When you show that you understand his position, you’re better equipped to engage his concerns and he is more willing to listen to what you have to say.
Some may perceive adopting a conciliatory approach and demonstrating empathy as being weak. That is not the case. Rather, it is being effective.
This is especially Singapore and Asian societies, where people tend to be less confrontational. As Dr. Cherian George observes in his book Singapore, Incomplete, majority of Singaporeans don’t really value combativeness and are “allergic to people they perceive as argumentative”, often accusing them for creating trouble and “disturbing the peace”,
If this group happens to be your target audience, then perhaps it would be best to tailor your tonality and message accordingly to engage them.
“Unless the issue affects them materially and directly, they (Singaporeans) do not like it when people raise a ruckus… As a result, critics who think they are acting in public interest often find the public positively hostile, treating them like troublemakers” – Dr. Cherian George
4) Don’t assume ill-intentions
As this article on Harvard Crimson highlights that one of the most disturbing trend is a “near-constant assumption of bad faith.”
From my observations, many people who get upset with what others say and do online often assume that they are doing so in bad faith rather than a lack of understanding about the topic.
It may not be fair to assume that others have ill-intentions or are deliberately ignorant when they say the ‘wrong’ things.
Nobody is perfect and we all have blindspots. We all inherit some racist and sexist ideas from broader society. That’s kind of unavoidable. What really matters is not that we never say anything bad, or that we shame people for making mistakes, but that we help each other grow and learn.
As Diversity Coach, James O. Rodgers states:
The hardest thing about blind spots is that, most of the time, we don’t even know that we have them. When it comes to other people, this means that we might be making them uncomfortable without even knowing we are doing it. Nothing in our life experience has ever taught us that the way we are behaving is potentially hurtful, so we have no reason to believe that it might be.
So, instead of assuming bad intentions, attacking and turning away people away from your cause, why not take this opportunity to help them see the truth?

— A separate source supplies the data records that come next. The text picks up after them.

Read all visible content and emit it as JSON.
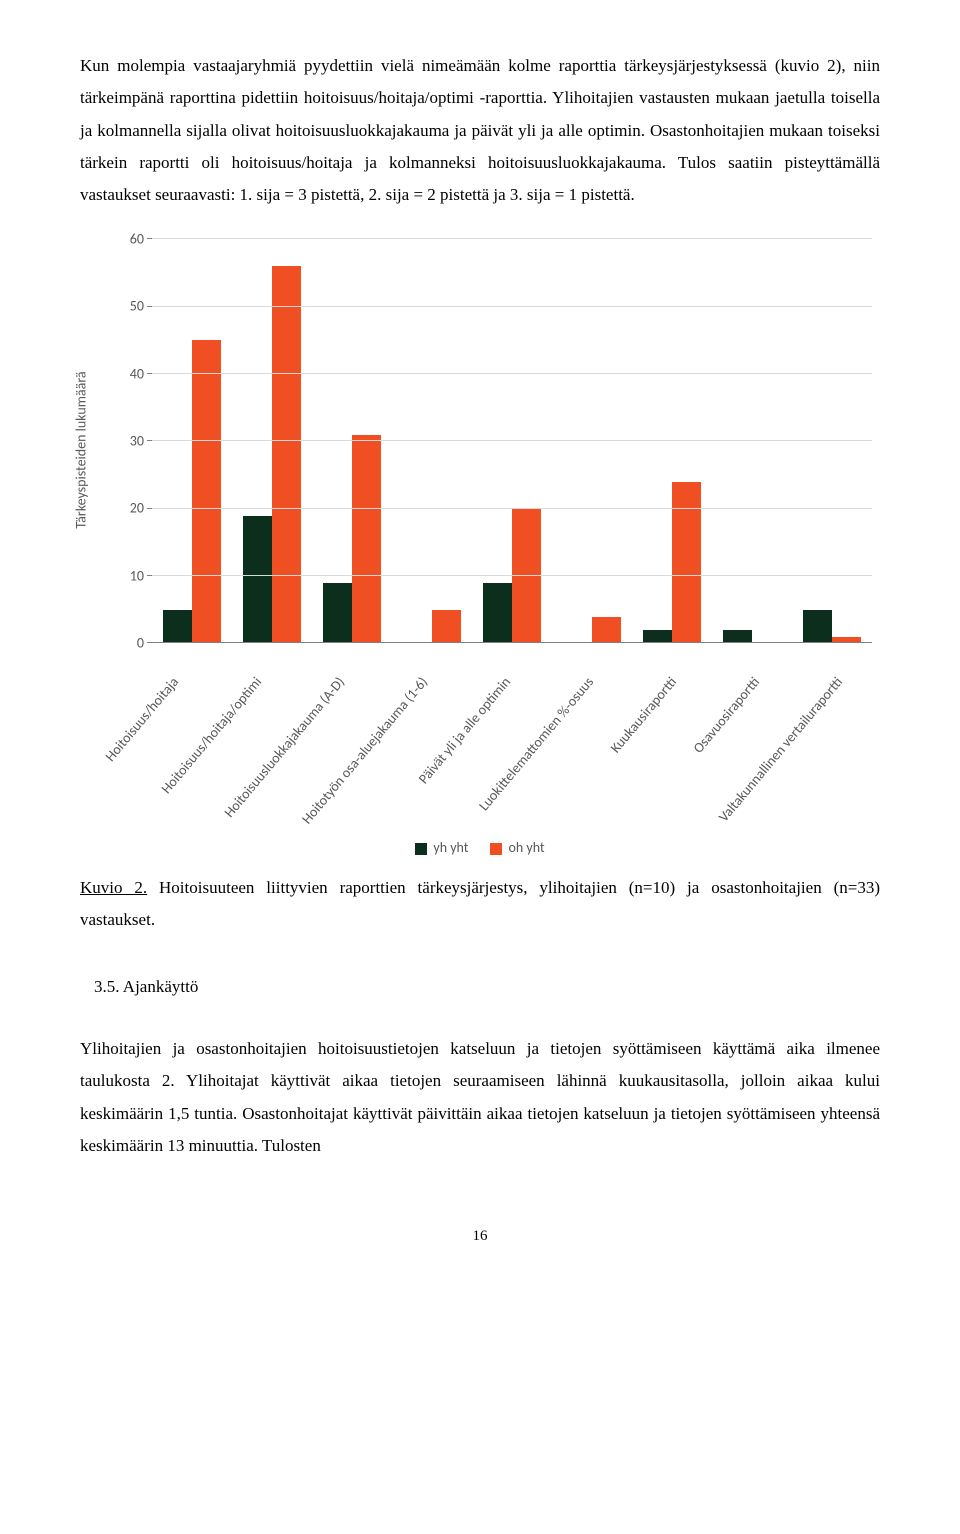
{
  "paragraphs": {
    "p1": "Kun molempia vastaajaryhmiä pyydettiin vielä nimeämään kolme raporttia tärkeysjärjestyksessä (kuvio 2), niin tärkeimpänä raporttina pidettiin hoitoisuus/hoitaja/optimi -raporttia. Ylihoitajien vastausten mukaan jaetulla toisella ja kolmannella sijalla olivat hoitoisuusluokkajakauma ja päivät yli ja alle optimin. Osastonhoitajien mukaan toiseksi tärkein raportti oli hoitoisuus/hoitaja ja kolmanneksi hoitoisuusluokkajakauma. Tulos saatiin pisteyttämällä vastaukset seuraavasti: 1. sija = 3 pistettä, 2. sija = 2 pistettä ja 3. sija = 1 pistettä.",
    "p2": "Ylihoitajien ja osastonhoitajien hoitoisuustietojen katseluun ja tietojen syöttämiseen käyttämä aika ilmenee taulukosta 2. Ylihoitajat käyttivät aikaa tietojen seuraamiseen lähinnä kuukausitasolla, jolloin aikaa kului keskimäärin 1,5 tuntia. Osastonhoitajat käyttivät päivittäin aikaa tietojen katseluun ja tietojen syöttämiseen yhteensä keskimäärin 13 minuuttia. Tulosten"
  },
  "chart": {
    "type": "bar",
    "y_axis_label": "Tärkeyspisteiden lukumäärä",
    "ymax": 60,
    "ytick_step": 10,
    "yticks": [
      0,
      10,
      20,
      30,
      40,
      50,
      60
    ],
    "categories": [
      "Hoitoisuus/hoitaja",
      "Hoitoisuus/hoitaja/optimi",
      "Hoitoisuusluokkajakauma (A-D)",
      "Hoitotyön osa-aluejakauma (1-6)",
      "Päivät yli ja alle optimin",
      "Luokittelemattomien %-osuus",
      "Kuukausiraportti",
      "Osavuosiraportti",
      "Valtakunnallinen vertailuraportti"
    ],
    "series": {
      "yh": {
        "label": "yh  yht",
        "color": "#0b2e1d",
        "values": [
          5,
          19,
          9,
          0,
          9,
          0,
          2,
          2,
          5
        ]
      },
      "oh": {
        "label": "oh  yht",
        "color": "#f04e23",
        "values": [
          45,
          56,
          31,
          5,
          20,
          4,
          24,
          0,
          1
        ]
      }
    },
    "grid_color": "#d9d9d9",
    "axis_color": "#808080",
    "tick_font_color": "#595959",
    "tick_fontsize": 14,
    "background_color": "#ffffff"
  },
  "caption": {
    "lead": "Kuvio 2.",
    "rest": " Hoitoisuuteen liittyvien raporttien tärkeysjärjestys, ylihoitajien (n=10) ja osastonhoitajien (n=33) vastaukset."
  },
  "subheading": "3.5. Ajankäyttö",
  "page_number": "16"
}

As Ted Speaker, Megan Phelps-Roper shared: Assuming ill motives almost instantly cuts us off from truly understanding why someone does and believes as they do. We forget they’re a human being with a lifetime of experience that shaped their mind, we get stuck on that first wave of anger, and the conversation has a very hard time ever moving beyond it. But when we assume good or neutral intent, we give our minds a much stronger framework for dialogue.
5) Complement words with action
Finally, the best way to convince others to your cause is simply to lead by example. Ultimately, change happens when people do, not when people talk.

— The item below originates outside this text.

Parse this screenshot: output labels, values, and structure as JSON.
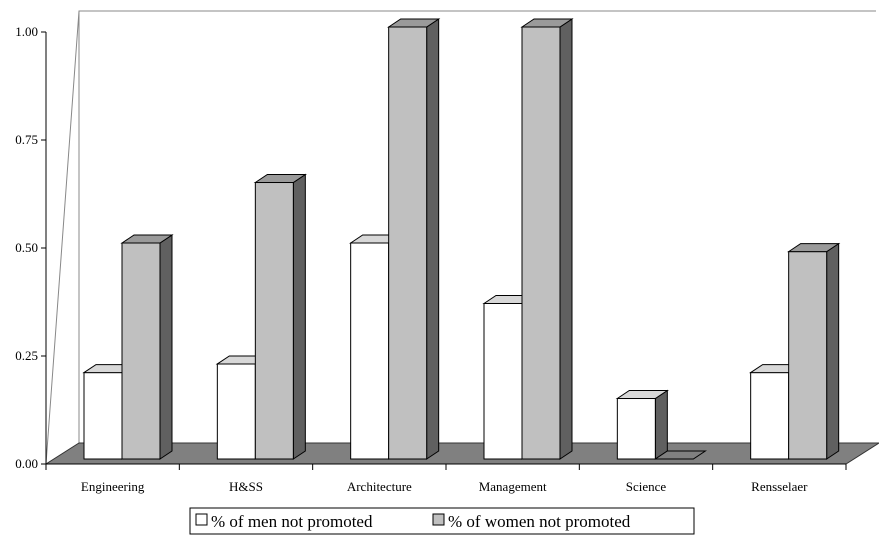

You can raise all the awareness about social issues and engage in squabbles online, but if not accompanied by actions to further your cause in your daily life, then people would just see you a “no action talk only”.
For these reason, I’ve also decided to focus on my blog less in the past few years and spend more time on ground work. In fact, doing volunteer work has benefited me as well by giving me a first hand and deeper understanding into the usual problems that Singaporeans face and how to better address them.
Ultimately, social media exists as a powerful popular platform for advocating for a cause and raising awareness for important issues. However, her potential would depend on the means we employ to educate and engage detractors.
If your goal is to feel morally superior and validate your own views, by all means, you’re free to use any approach you want.
However, if you wish to engage those who do not see your point of view, then it is critical to ensure your methods ultimately do not lead to the hardening of attitude by society at large lest these efforts becomes counter-productive.